Former New York State governor Eliot Spitzer (D) has thrown his hat in the ring for state comptroller. He will be running against Kristin Davis (R) for the same seat, along with other less well-known candidates.
Spitzer, you may recall, resigned in 2008 as governor after it was revealed he was Client No. 9 [PDF] in a federal case in which four defendants (not named Spitzer) were charged in regards to prostitution enterprise over state lines.
Davis, you will further recall, was the so-called “Manhattan Madam” arrested and prosecuted in the sweep of the prostitution ring related to the Spitzer scandal.
The popcorn is done, you may serve yourselves and make yourselves comfortable.
When you’re done laughing, that is.
When you’ve finished wiping the tears from laughing so hard, you may also want to revisit the case that caused Spitzer to resign.
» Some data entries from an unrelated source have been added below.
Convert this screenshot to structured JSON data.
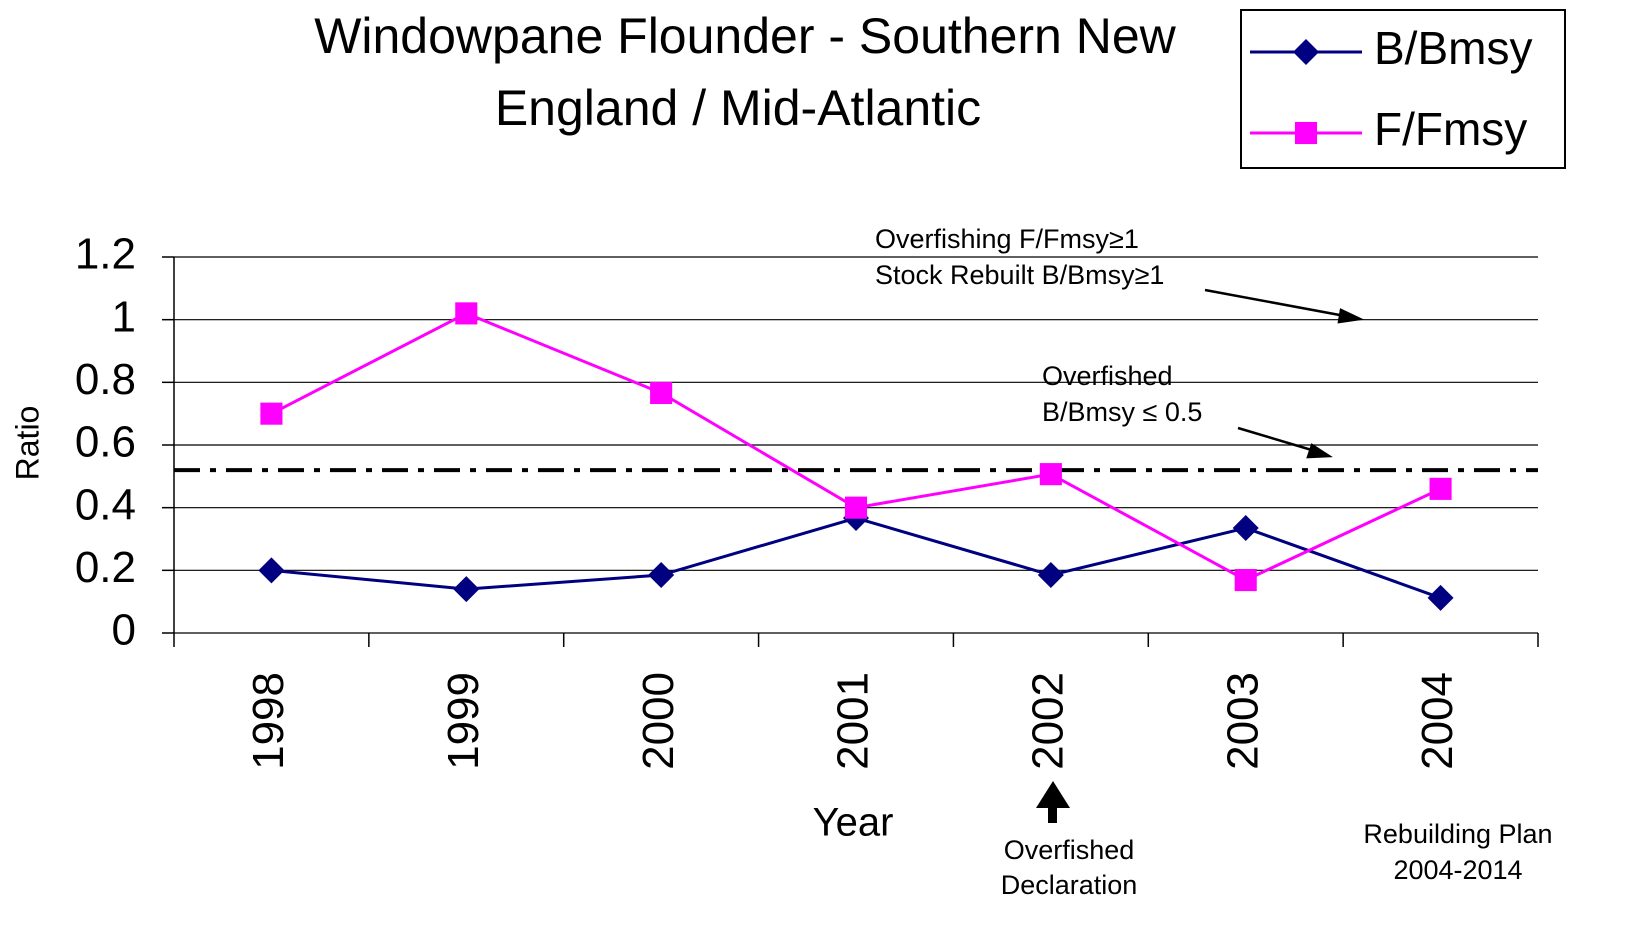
{
  "chart_data": {
    "type": "line",
    "title": [
      "Windowpane Flounder - Southern New",
      "England / Mid-Atlantic"
    ],
    "x_label": "Year",
    "y_label": "Ratio",
    "categories": [
      "1998",
      "1999",
      "2000",
      "2001",
      "2002",
      "2003",
      "2004"
    ],
    "series": [
      {
        "name": "B/Bmsy",
        "color": "#000080",
        "marker": "diamond",
        "values": [
          0.2,
          0.14,
          0.185,
          0.367,
          0.185,
          0.335,
          0.112
        ]
      },
      {
        "name": "F/Fmsy",
        "color": "#ff00ff",
        "marker": "square",
        "values": [
          0.7,
          1.02,
          0.766,
          0.4,
          0.507,
          0.169,
          0.46
        ]
      }
    ],
    "reference_line": 0.52,
    "ylim": [
      0,
      1.2
    ],
    "yticks": [
      0,
      0.2,
      0.4,
      0.6,
      0.8,
      1,
      1.2
    ],
    "grid": true,
    "legend": "top-right",
    "annotations": {
      "overfishing": [
        "Overfishing F/Fmsy≥1",
        "Stock Rebuilt B/Bmsy≥1"
      ],
      "overfished": [
        "Overfished",
        "B/Bmsy ≤ 0.5"
      ],
      "declaration": [
        "Overfished",
        "Declaration"
      ],
      "rebuilding": [
        "Rebuilding Plan",
        "2004-2014"
      ]
    }
  }
}
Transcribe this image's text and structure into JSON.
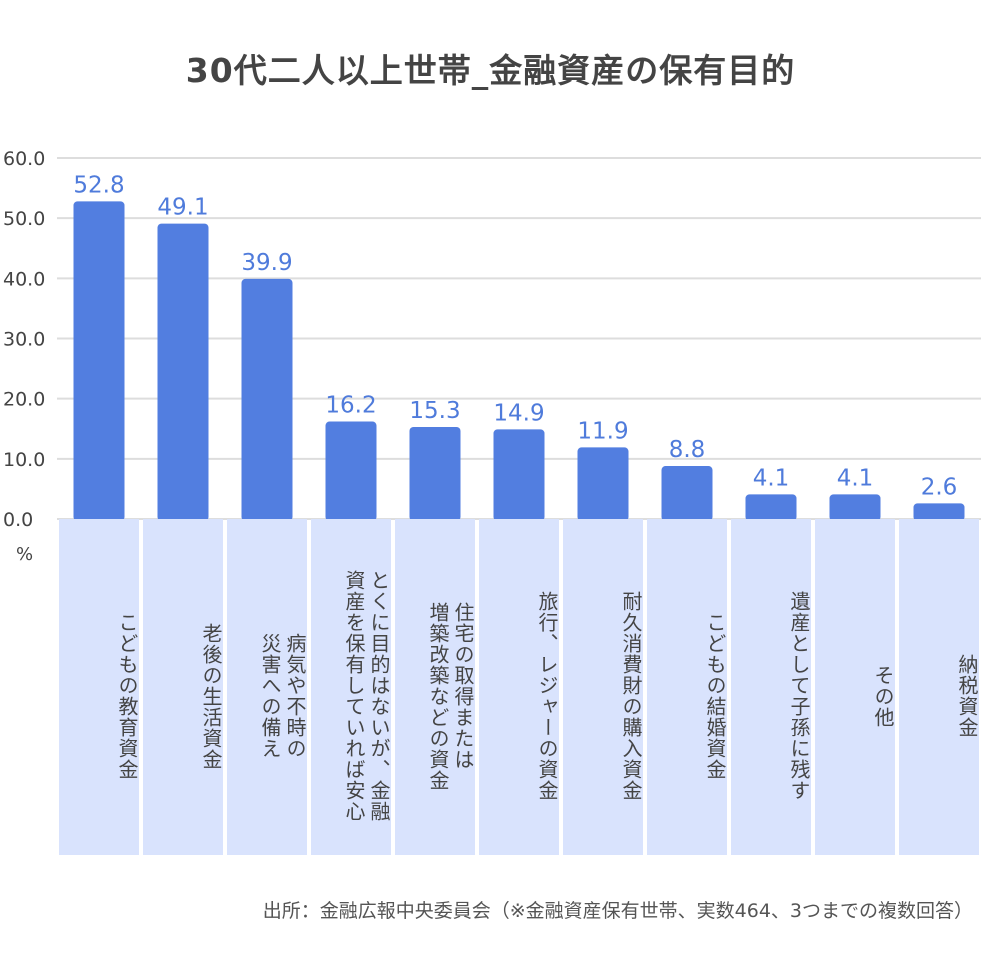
{
  "chart_data": {
    "type": "bar",
    "title": "30代二人以上世帯_金融資産の保有目的",
    "categories": [
      "こどもの教育資金",
      "老後の生活資金",
      "病気や不時の\n災害への備え",
      "とくに目的はないが、金融\n資産を保有していれば安心",
      "住宅の取得または\n増築改築などの資金",
      "旅行、レジャーの資金",
      "耐久消費財の購入資金",
      "こどもの結婚資金",
      "遺産として子孫に残す",
      "その他",
      "納税資金"
    ],
    "values": [
      52.8,
      49.1,
      39.9,
      16.2,
      15.3,
      14.9,
      11.9,
      8.8,
      4.1,
      4.1,
      2.6
    ],
    "value_labels": [
      "52.8",
      "49.1",
      "39.9",
      "16.2",
      "15.3",
      "14.9",
      "11.9",
      "8.8",
      "4.1",
      "4.1",
      "2.6"
    ],
    "ylim": [
      0,
      60
    ],
    "yticks": [
      "0.0",
      "10.0",
      "20.0",
      "30.0",
      "40.0",
      "50.0",
      "60.0"
    ],
    "ylabel": "%",
    "xlabel": "",
    "grid": true,
    "colors": {
      "bar": "#527ee0",
      "data_label": "#4f7bdb",
      "category_band": "#d9e3fd",
      "grid": "#dddddd"
    }
  },
  "source": "出所：金融広報中央委員会（※金融資産保有世帯、実数464、3つまでの複数回答）"
}
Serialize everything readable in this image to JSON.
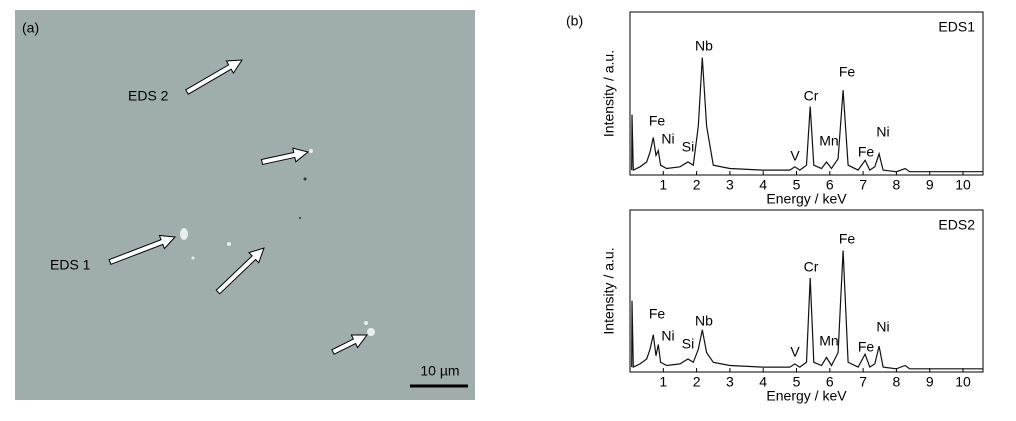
{
  "image": {
    "label": "(a)",
    "annotations": [
      "EDS 2",
      "EDS 1"
    ],
    "scale_bar": "10 µm"
  },
  "panel_b_label": "(b)",
  "chart_data": [
    {
      "type": "line",
      "title": "EDS1",
      "x_label": "Energy / keV",
      "y_label": "Intensity / a.u.",
      "x": [
        0.05,
        0.06,
        0.1,
        0.3,
        0.5,
        0.6,
        0.7,
        0.78,
        0.85,
        0.92,
        1.1,
        1.5,
        1.74,
        1.9,
        2.05,
        2.17,
        2.3,
        2.5,
        3,
        4,
        4.8,
        4.95,
        5.1,
        5.3,
        5.41,
        5.52,
        5.75,
        5.9,
        6.05,
        6.25,
        6.4,
        6.55,
        6.85,
        7.06,
        7.2,
        7.35,
        7.48,
        7.6,
        8,
        8.26,
        8.4,
        9,
        10,
        10.6
      ],
      "values": [
        3,
        37,
        3,
        5,
        8,
        14,
        23,
        12,
        15,
        6,
        4,
        5,
        8,
        6,
        30,
        72,
        30,
        6,
        4,
        3,
        3,
        5,
        3,
        6,
        42,
        6,
        4,
        8,
        4,
        10,
        52,
        6,
        3,
        9,
        3,
        5,
        13,
        3,
        2,
        4,
        2,
        2,
        2,
        2
      ],
      "color": "#111111",
      "xlim": [
        0,
        10.6
      ],
      "ylim": [
        0,
        100
      ],
      "xticks": [
        1,
        2,
        3,
        4,
        5,
        6,
        7,
        8,
        9,
        10
      ],
      "annotations": [
        "Fe",
        "Ni",
        "Si",
        "Nb",
        "V",
        "Cr",
        "Mn",
        "Fe",
        "Fe",
        "Ni"
      ]
    },
    {
      "type": "line",
      "title": "EDS2",
      "x_label": "Energy / keV",
      "y_label": "Intensity / a.u.",
      "x": [
        0.05,
        0.06,
        0.1,
        0.3,
        0.5,
        0.6,
        0.7,
        0.78,
        0.85,
        0.92,
        1.1,
        1.5,
        1.74,
        1.9,
        2.05,
        2.17,
        2.3,
        2.5,
        3,
        4,
        4.8,
        4.95,
        5.1,
        5.3,
        5.41,
        5.52,
        5.75,
        5.9,
        6.05,
        6.25,
        6.4,
        6.55,
        6.85,
        7.06,
        7.2,
        7.35,
        7.48,
        7.6,
        8,
        8.26,
        8.4,
        9,
        10,
        10.6
      ],
      "values": [
        3,
        44,
        3,
        5,
        8,
        14,
        23,
        10,
        17,
        6,
        4,
        5,
        8,
        6,
        14,
        26,
        12,
        6,
        4,
        3,
        3,
        5,
        3,
        6,
        58,
        6,
        4,
        9,
        4,
        12,
        75,
        6,
        3,
        11,
        3,
        5,
        16,
        3,
        2,
        4,
        2,
        2,
        2,
        2
      ],
      "color": "#111111",
      "xlim": [
        0,
        10.6
      ],
      "ylim": [
        0,
        100
      ],
      "xticks": [
        1,
        2,
        3,
        4,
        5,
        6,
        7,
        8,
        9,
        10
      ],
      "annotations": [
        "Fe",
        "Ni",
        "Si",
        "Nb",
        "V",
        "Cr",
        "Mn",
        "Fe",
        "Fe",
        "Ni"
      ]
    }
  ]
}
Further, you may also want to take careful note of these key dates and events:
14-FEB-2008 — An op-ed written by Eliot Spitzer, Predatory Lenders’ Partner in Crime, was published in the Washington Post. It called out the White House about its actions which thwarted efforts of states’ attorneys general to prosecute predatory lending.
14-FEB-2008 — Spitzer gave testimony this same date to the U.S. House Committee on Financial Services.
10-MAR-2008 — It was first revealed to the public that Spitzer was linked to a prostitution ring.
12-MAR-2008 — Then-governor Spitzer resigned.
14-MAR-2008 — The Fed Reserve initially agrees to loan Bear Stearns at least $25 billion; within two days, Bear Stearns is sold to J. P. Morgan for only $2/share, a mere fraction of its worth a month earlier when it traded for well over $100/share.
The 2008 financial crisis was set in motion by the cascading pressure for liquidity after Bear Stearns collapsed.
A number of folks near and dear to us looked into the origins of the investigation that caught up Spitzer; it’s been said Spitzer’s bank turned over suspicious activity to the IRS. However, in light of recent disclosures about domestic spying and datamining, it might be worth asking again whether some other surveillance tripped up Spitzer — especially after the hinky extension on the original wiretap that snagged a call related to Spitzer.
Perhaps this is why Spitzer feels comfortable attempting a political comeback.
And perhaps he knows why the rest of the prostitution ring’s clients — a substantive number of them employed by Too-Big-To-Fail financial institutions — weren’t disclosed as he was.
In any event, the New York comptroller’s race ought to be highly entertaining if not informative. Stock up on popcorn, kids, and buy some popcorn futures.